La risposta della Ue non è delle migliori. Con grande enfasi retorica, ma badando a non offendere il suscettibile Trump, la presidente della Commissione Ursula von der Leyen dichiara giunta l’«ora dell’Europa» annunciando un gigantesco piano di riarmo da 800 miliardi di euro. Per il rafforzamento militare della Ue saranno attivati fondi comuni, previste deroghe al Patto di stabilità, concessi prestiti, mobilitati i capitali privati. Tutto quello insomma che per l’Europa sociale, per la difesa del clima, per la salute, la ricerca o l’istruzione è stato sdegnosamente escluso.
Tuttavia anche la rapida trasformazione dell’Unione europea in una potenza militare non sembra molto più realistica del “piano per la vittoria” irresponsabilmente sbandierato solo poco tempo fa dal presidente ucraino Zelensky.
L’Europa politica non è mai giunta a compimento, gli interessi economici al suo interno divergono quando non confliggono aspramente come durante la crisi dei debiti sovrani e le sue istituzioni faticano perfino a imporre lo stato di diritto ai paesi membri più inclini all’autoritarismo di regime.
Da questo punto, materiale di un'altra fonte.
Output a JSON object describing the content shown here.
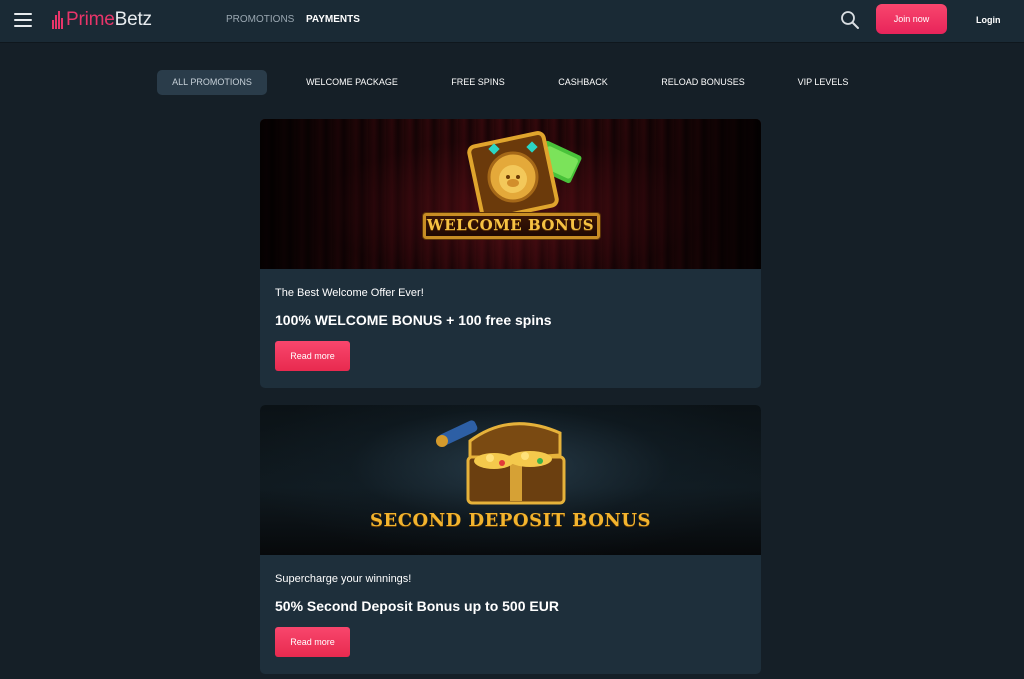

Può esistere un esercito comune senza una razionalità politica unitaria che lo governi? E non è forse un pericoloso rovesciamento dell’ordine di priorità conferire all’elemento militare una tardiva funzione fondativa? Il riarmo, tuttavia, fa gola a molti: la spesa militare otterrà le sue risorse con devastanti effetti sul bilancio degli stati (e l’industria bellica le sue commesse) ben prima che gli infiniti problemi della difesa comune europea e del rapporto tra eserciti nazionali e forze armate comunitarie possano essere risolti, semmai lo saranno. Da scommettere c’è solo che sulle bombe e sui missili non graveranno dazi.
L’Europa ha nemici ben più insidiosi e diretti di quelli da cui un esercito, comunque mai all’altezza delle superpotenze nucleari, potrebbe difenderla. Si tratta delle destre nazionaliste che insediate direttamente nei governi, o comunque in grado di condizionarli e ricattarli, avversano da sempre l’evoluzione dell’Europa politica e sociale. Sono queste forze le sponde e gli interlocutori di Putin e di Trump che, ben più realisticamente di un’improbabile invasione dell’armata zarista, lavorano alla disgregazione dell’Unione. C’è in realtà un solo grande movimento europeista che abbiamo visto formarsi nelle ultime settimane: è quello che in Germania ha portato in piazza più di due milioni di persone contro il rischio che l’ultradestra di Afd potesse accedere al potere. È questo il modello che si deve seguire senza nascondere, sventolando la bandiera ucraina, ciò che più direttamente minaccia la democrazia in Europa.